I always loved Jerry Clower, the fertilizer-salesman-turned-country-comedian from Route 4, Liberty, MS. His humor was down home and always resounded with a ring of truth. And you could listen to Jerry Clower with your mama and 'em and never had to worry about being embarrassed.
He earned his reputation telling stories about coon hunts and lightweight McCulloch chain saws and, of course, the adventures of his childhood friend, Marcel Ledbetter. A lot of his stories, however, were rooted in the social discourse of the day. One of my favorites involved an encounter he had with Gloria Steinem during the early days of the feminist movement.
It seems that Jerry and Steinem were thrown together backstage before each was to appear on a television talk show. They struck up a conversation and Jerry learned that the "she-coon of women's lib" as he called her intended to liberate women and free them from their subservient state in life. She told him that all women in America were oppressed and that she intended to help them all.
Jerry's response went something like this. He said, "Mizz Women's Libber, let me tell you about Mama (his wife). Mama don't get up until she's ready to get up every morning. She can get up with the chickens or she can sleep 'til noon and have breakfast in bed if she wants to. It's her choice. All she has to do is ring a bell and tell the maid what I have hired to wait on Mama what she wants to do. When she does get up, Mama has TV sets in the kitchen and the bedroom and the living room and can watch television standing, propped up or laying down, whichever she chooses. If she wants to go somewhere she can go outside and get in her brand new Lincoln Continental and go shopping or anywhere else she wants to go."
Clower concluded with, "Mizz Women's Libber, Mama don't want nobody messing with the deal she's got."
Now I told you that to tell you this. We in the United States of America enjoy the best health care the world has to offer. We have the best doctors and they are more accessible than in any other nation on Earth. Our health care system was built on the bedrock of free enterprise. There are problems, to be sure, and changes are in order. We, the people, need to find a way to help make health care more affordable and to make insurance coverage more readily available to all our citizens. However, we do not need to reinvent the wheel or throw out the baby with the bathwater. Nor do we need to demolish the free enterprise system upon which our medical system was built.

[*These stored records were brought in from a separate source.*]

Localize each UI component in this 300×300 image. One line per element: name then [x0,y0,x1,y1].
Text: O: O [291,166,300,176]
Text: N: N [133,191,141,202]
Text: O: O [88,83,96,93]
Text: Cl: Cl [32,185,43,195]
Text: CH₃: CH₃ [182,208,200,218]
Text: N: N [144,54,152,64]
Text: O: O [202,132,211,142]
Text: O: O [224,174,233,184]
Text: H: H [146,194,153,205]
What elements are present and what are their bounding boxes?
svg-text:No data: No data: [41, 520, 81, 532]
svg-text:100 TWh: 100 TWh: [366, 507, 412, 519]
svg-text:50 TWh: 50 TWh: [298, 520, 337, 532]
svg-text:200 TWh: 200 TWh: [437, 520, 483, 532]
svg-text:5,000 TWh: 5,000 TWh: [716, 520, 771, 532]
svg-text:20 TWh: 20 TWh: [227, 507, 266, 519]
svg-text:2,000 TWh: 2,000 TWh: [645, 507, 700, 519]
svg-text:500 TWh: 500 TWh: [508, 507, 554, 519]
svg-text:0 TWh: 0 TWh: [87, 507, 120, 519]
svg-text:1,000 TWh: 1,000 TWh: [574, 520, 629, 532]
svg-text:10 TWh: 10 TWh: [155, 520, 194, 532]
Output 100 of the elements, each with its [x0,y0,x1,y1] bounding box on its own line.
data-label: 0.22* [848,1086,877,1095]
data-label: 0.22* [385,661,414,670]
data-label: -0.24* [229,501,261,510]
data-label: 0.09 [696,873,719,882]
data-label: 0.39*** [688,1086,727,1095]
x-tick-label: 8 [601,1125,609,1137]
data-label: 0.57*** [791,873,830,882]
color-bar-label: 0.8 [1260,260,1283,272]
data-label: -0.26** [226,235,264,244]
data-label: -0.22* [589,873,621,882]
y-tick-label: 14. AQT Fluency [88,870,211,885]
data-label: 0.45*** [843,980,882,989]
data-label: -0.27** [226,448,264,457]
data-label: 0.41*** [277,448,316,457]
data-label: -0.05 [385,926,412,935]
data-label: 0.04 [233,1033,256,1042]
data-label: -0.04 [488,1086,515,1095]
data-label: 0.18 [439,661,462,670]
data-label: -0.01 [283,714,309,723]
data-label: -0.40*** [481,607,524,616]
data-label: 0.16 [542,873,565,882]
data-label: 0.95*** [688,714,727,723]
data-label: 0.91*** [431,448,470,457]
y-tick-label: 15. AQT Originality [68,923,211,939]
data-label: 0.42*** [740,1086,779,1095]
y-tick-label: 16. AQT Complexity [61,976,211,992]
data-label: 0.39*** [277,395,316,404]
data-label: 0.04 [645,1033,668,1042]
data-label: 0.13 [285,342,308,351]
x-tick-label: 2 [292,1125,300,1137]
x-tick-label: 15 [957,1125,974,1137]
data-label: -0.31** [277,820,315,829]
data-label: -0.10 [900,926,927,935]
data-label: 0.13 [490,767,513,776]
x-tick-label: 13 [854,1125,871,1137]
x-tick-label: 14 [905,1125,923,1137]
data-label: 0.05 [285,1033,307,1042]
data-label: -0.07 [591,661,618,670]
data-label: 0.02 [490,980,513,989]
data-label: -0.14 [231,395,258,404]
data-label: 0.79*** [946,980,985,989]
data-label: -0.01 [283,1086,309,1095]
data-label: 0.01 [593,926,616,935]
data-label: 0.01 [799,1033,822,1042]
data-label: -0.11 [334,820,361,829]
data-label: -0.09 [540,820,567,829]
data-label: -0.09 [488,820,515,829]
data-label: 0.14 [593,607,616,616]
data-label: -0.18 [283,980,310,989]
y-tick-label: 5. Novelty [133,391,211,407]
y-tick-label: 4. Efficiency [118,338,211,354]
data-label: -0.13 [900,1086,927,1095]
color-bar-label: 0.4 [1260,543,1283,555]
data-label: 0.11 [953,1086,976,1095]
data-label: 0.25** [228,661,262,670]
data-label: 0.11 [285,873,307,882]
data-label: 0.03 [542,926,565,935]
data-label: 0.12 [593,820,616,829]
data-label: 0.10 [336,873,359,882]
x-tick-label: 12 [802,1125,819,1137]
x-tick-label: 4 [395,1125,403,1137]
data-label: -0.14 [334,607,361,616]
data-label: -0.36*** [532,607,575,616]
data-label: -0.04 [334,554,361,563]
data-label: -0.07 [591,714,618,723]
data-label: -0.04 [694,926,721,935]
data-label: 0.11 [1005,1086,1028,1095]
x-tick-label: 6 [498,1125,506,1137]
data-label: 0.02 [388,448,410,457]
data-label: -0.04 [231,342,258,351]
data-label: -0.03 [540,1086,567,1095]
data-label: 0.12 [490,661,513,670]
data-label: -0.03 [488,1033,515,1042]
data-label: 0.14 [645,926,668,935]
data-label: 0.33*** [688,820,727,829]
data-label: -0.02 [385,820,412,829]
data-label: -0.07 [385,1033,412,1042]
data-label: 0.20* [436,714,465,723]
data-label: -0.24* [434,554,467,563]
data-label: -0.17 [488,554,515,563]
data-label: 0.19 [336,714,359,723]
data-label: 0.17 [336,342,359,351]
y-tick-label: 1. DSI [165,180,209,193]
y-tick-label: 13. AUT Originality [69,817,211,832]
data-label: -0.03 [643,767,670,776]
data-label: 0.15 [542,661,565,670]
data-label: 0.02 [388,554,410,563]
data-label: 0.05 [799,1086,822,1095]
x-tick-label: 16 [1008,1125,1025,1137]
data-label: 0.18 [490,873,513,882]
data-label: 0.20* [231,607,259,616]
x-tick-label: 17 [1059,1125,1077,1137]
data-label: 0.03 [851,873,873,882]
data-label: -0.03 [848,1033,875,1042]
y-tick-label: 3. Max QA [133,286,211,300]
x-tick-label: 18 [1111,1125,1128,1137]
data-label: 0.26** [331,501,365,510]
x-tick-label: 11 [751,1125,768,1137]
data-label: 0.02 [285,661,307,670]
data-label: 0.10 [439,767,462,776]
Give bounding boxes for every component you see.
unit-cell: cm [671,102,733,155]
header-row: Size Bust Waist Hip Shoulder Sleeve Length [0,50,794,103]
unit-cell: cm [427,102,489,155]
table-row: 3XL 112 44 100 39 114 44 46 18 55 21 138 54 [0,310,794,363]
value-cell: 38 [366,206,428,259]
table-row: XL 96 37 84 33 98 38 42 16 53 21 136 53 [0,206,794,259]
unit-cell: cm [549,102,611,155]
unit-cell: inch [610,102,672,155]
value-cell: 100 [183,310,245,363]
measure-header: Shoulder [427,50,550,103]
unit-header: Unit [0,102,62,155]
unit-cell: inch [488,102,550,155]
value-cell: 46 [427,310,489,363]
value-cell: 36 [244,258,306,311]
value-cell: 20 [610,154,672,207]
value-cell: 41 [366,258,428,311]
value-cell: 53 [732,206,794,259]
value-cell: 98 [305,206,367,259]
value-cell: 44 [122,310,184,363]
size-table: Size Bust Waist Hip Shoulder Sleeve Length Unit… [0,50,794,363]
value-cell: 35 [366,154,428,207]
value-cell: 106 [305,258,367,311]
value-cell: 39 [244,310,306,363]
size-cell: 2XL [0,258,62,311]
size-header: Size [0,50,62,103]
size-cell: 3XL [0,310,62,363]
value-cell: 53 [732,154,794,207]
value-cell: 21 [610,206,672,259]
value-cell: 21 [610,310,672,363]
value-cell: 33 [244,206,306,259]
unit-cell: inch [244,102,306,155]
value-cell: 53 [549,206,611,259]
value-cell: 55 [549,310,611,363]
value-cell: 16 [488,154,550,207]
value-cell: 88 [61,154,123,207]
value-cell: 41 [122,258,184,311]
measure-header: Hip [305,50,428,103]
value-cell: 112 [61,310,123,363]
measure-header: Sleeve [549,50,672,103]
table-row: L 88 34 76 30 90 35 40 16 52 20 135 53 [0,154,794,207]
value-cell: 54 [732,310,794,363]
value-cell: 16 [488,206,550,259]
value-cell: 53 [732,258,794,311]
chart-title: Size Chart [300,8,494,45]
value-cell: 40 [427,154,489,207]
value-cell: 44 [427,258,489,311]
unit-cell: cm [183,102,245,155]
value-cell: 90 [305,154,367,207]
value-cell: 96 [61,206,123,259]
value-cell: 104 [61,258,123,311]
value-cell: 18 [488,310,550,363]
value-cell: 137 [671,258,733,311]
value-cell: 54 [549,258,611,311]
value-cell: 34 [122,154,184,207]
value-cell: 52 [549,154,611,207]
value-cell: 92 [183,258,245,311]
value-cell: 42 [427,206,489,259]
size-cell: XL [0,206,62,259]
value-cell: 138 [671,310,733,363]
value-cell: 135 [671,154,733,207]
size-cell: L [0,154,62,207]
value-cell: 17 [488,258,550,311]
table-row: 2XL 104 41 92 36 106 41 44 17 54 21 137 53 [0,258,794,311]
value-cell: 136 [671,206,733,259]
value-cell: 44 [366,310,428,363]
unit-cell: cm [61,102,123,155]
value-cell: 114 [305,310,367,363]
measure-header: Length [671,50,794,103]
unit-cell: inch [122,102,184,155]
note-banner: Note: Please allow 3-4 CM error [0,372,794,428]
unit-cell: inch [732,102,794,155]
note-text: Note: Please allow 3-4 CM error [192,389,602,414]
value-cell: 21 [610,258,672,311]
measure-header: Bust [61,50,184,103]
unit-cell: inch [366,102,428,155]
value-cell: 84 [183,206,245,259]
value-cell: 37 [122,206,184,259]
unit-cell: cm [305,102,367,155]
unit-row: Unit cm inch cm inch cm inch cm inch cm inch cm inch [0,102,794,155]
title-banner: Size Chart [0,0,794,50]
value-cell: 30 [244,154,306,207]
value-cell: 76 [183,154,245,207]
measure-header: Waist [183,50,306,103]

I have been blessed with good health. I rarely need to see a doctor, but when I do, one is always available and I don't have to have the permission of some bureaucrat in Washington D.C. to see him - or her. Once a year I go in for a physical examination. If something comes up in between I can make a call and get an appointment within a few days. If I have an emergency I can usually be seen immediately. If not, there is a hospital right across town that, by law, cannot turn me - or anyone else - away. If I have a male problem I can see my urologist. If I have a heart problem I can see my cardiologist. If I have a stomach problem, I can see a guy about that. If one of the bumps on my arm looks funny I can see somebody about that. Twice a year I get to visit my very lovely dentist and have my teeth cleaned and if I should develop a cavity, I can get it filled. I have used the same physicians for decades. They know me and I know them. You get the picture.
When Hannah Fouts pushed my son down on the playground and broke his arm, we got it fixed the very next day. When my son smashed his sister's face in the door, we got her sewn up that very night. When my lovely wife, Lisa, needed tumors removed from her breast, we didn't have to wait six months for the government to say it was OK. When my mother was old and dying she was still afforded the best care available. She was not denied treatment because it wasn't financially feasible to extend her life.
A few years ago our youngest child, Jenna, suffered a ruptured appendix. There were complications and she needed a very complex surgical procedure. She stayed in the critical care unit of Atlanta Children's Hospital at Egleston for a week or so. After she came home she had lots of medicine to take and many follow-up visits. She was under the care of a physician for about six months. Her bills totaled $50,000. Our share was the initial $125 check we wrote at the emergency room the night we initially took her in.
Mr. President, I don't want nobody messing with the deal I've got.